Let Q be an n-rectangle, and let $f: Q \rightarrow \mathbb{R}$ be integrable. Suppose $g: Q \rightarrow \mathbb{R}$ is a bounded function such that $U(f,P) \geq U(g,P)$ and $L(f,P) \leq L(g,P)$ for every partition P. Show g is integrable and that $\int_Q g=\int_Q f$.
Theorem: Let Q be a rectangle, and let $f: Q \rightarrow \mathbb{R}$ be a bounded function.

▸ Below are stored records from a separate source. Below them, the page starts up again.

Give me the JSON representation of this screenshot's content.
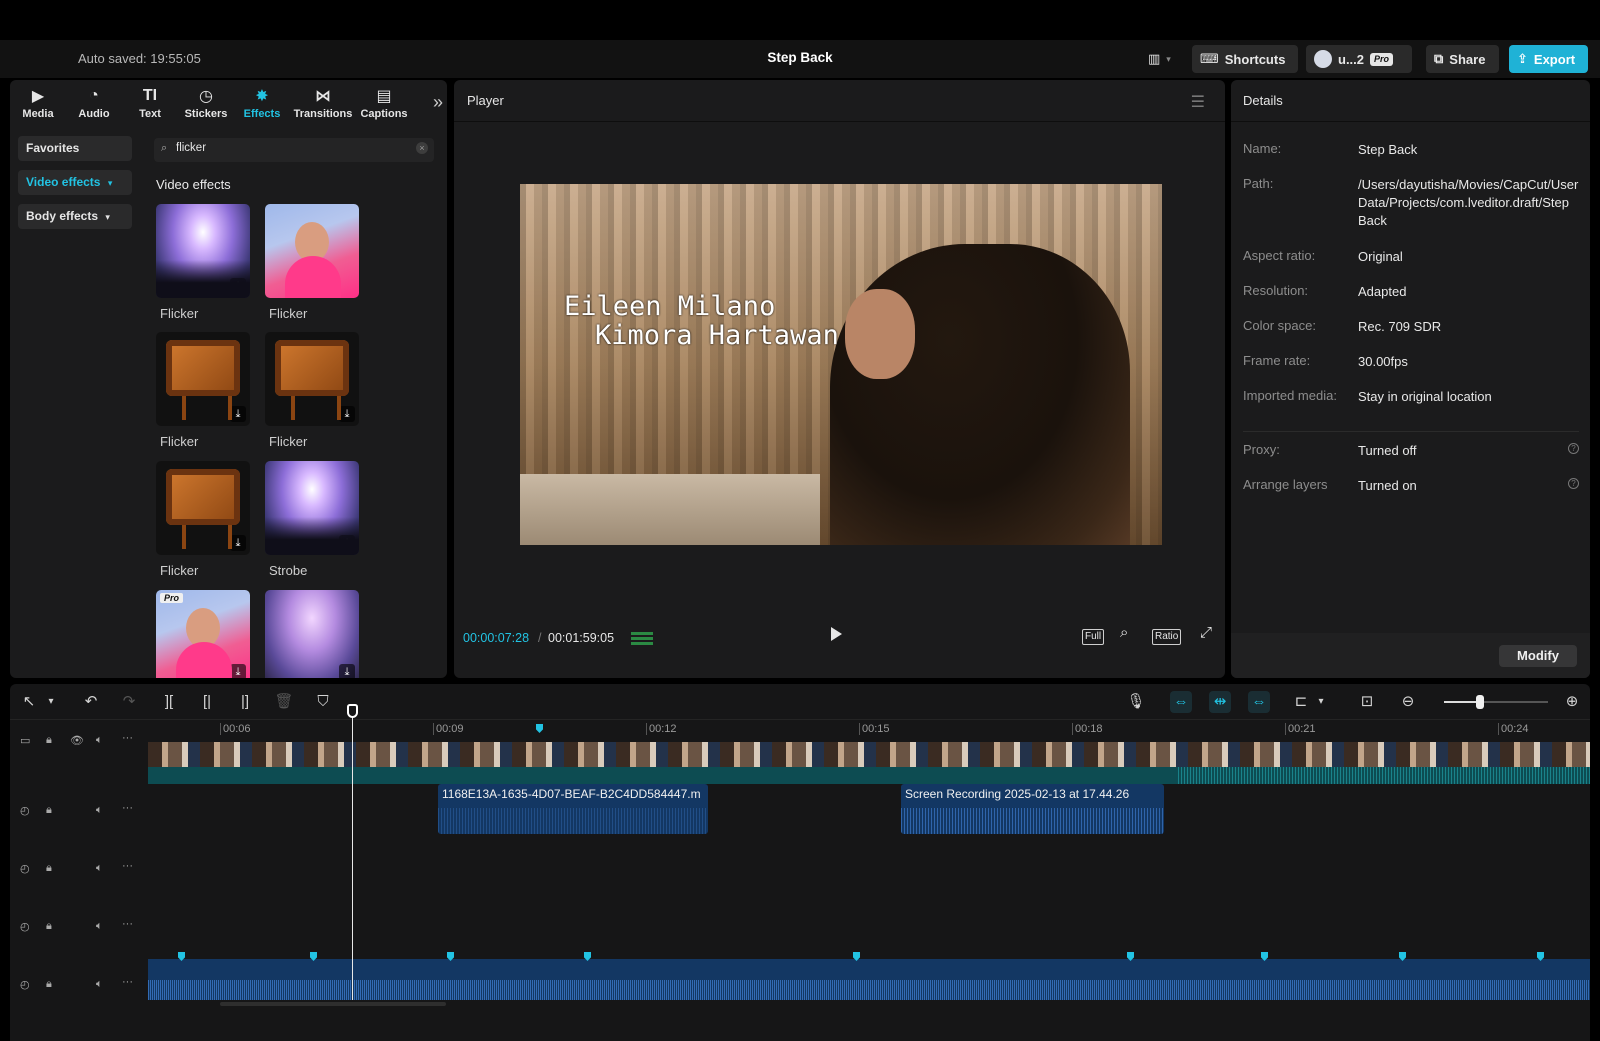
{
  "topbar": {
    "autosave": "Auto saved: 19:55:05",
    "project_title": "Step Back",
    "shortcuts": "Shortcuts",
    "user": "u...2",
    "pro_badge": "Pro",
    "share": "Share",
    "export": "Export",
    "accent_color": "#1fb2d6"
  },
  "left_panel": {
    "tabs": [
      {
        "label": "Media",
        "icon": "media-icon"
      },
      {
        "label": "Audio",
        "icon": "audio-icon"
      },
      {
        "label": "Text",
        "icon": "text-icon"
      },
      {
        "label": "Stickers",
        "icon": "stickers-icon"
      },
      {
        "label": "Effects",
        "icon": "effects-icon",
        "active": true
      },
      {
        "label": "Transitions",
        "icon": "transitions-icon"
      },
      {
        "label": "Captions",
        "icon": "captions-icon"
      }
    ],
    "categories": [
      "Favorites",
      "Video effects",
      "Body effects"
    ],
    "search": {
      "value": "flicker",
      "placeholder": ""
    },
    "section_title": "Video effects",
    "effects": [
      {
        "label": "Flicker",
        "thumb": "concert"
      },
      {
        "label": "Flicker",
        "thumb": "woman"
      },
      {
        "label": "Flicker",
        "thumb": "tv"
      },
      {
        "label": "Flicker",
        "thumb": "tv"
      },
      {
        "label": "Flicker",
        "thumb": "tv"
      },
      {
        "label": "Strobe",
        "thumb": "concert"
      },
      {
        "label": "",
        "thumb": "woman",
        "pro": "Pro"
      },
      {
        "label": "",
        "thumb": "purple"
      }
    ]
  },
  "player": {
    "title": "Player",
    "overlay_text_line1": "Eileen Milano",
    "overlay_text_line2": "Kimora Hartawan",
    "time_current": "00:00:07:28",
    "time_total": "00:01:59:05",
    "full_label": "Full",
    "ratio_label": "Ratio"
  },
  "details": {
    "title": "Details",
    "rows": [
      {
        "label": "Name:",
        "value": "Step Back"
      },
      {
        "label": "Path:",
        "value": "/Users/dayutisha/Movies/CapCut/User Data/Projects/com.lveditor.draft/Step Back"
      },
      {
        "label": "Aspect ratio:",
        "value": "Original"
      },
      {
        "label": "Resolution:",
        "value": "Adapted"
      },
      {
        "label": "Color space:",
        "value": "Rec. 709 SDR"
      },
      {
        "label": "Frame rate:",
        "value": "30.00fps"
      },
      {
        "label": "Imported media:",
        "value": "Stay in original location"
      },
      {
        "label": "Proxy:",
        "value": "Turned off"
      },
      {
        "label": "Arrange layers",
        "value": "Turned on"
      }
    ],
    "modify": "Modify"
  },
  "timeline": {
    "ruler": [
      "00:06",
      "00:09",
      "00:12",
      "00:15",
      "00:18",
      "00:21",
      "00:24"
    ],
    "clips": [
      {
        "name": "1168E13A-1635-4D07-BEAF-B2C4DD584447.m"
      },
      {
        "name": "Screen Recording 2025-02-13 at 17.44.26"
      }
    ],
    "clip_color": "#133763",
    "main_track_color": "#0d4c52"
  }
}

Then $\underline{\int_Q} f \leq \overline{\int_Q}f$; equality holds if and only if ggiven $\epsilon>0$, $\exists$ a corresponding partition P of Q for which $U(f,P)-L(f,P)<\epsilon$.
For g to be integrable, $U(g,P)=L(g,P)$. Since f is integrable, that means $U(f,P)=L(f,P)$. Then I feel it is very obvious in this case. Can I argue like that?
Best Answer
You can also argue directly without the equivalent $\epsilon$-criterion; it's just a matter of carefully applying the definitions of $\sup$ and $\inf$. Let $P$ be any partition. Then, we have \begin{align} \overline{\int_Q}g \leq U(g,P) \leq U(f,P) \end{align} (first inequality is obvious while second inequality is by hypothesis). This means $\overline{\int_Q}g$ is a lower bound to the set $\{U(f,P)| \, \, \text{$P$ is a partition of the rectangle $Q$}\}$. Hence, by definition of the upper integral (which is defined as the infimum of this set), we have \begin{align} \overline{\int_Q}g\leq \overline{\int_Q}f\tag{$*$} \end{align}
If you reason similarly with the lower sums, we'll find that \begin{align} \underline{\int_Q}f \leq \underline{\int_Q}g\tag{$**$} \end{align} So, we have \begin{align} \underline{\int_Q}f \leq \underline{\int_Q}g \leq \overline{\int_Q}g\leq \overline{\int_Q}f \end{align} (the middle inequality is always true for any bounded function). Finally, since $f$ is assumed to be integrable, we have $\int_Qf := \underline{\int_Q}f = \overline{\int_Q}f$. Thus, the inequality above shows that the upper and lower integrals of $g$ agree and are equal to $\int_Qf$. Hence, $g$ is also integrable with $\int_Qg = \int_Qf$.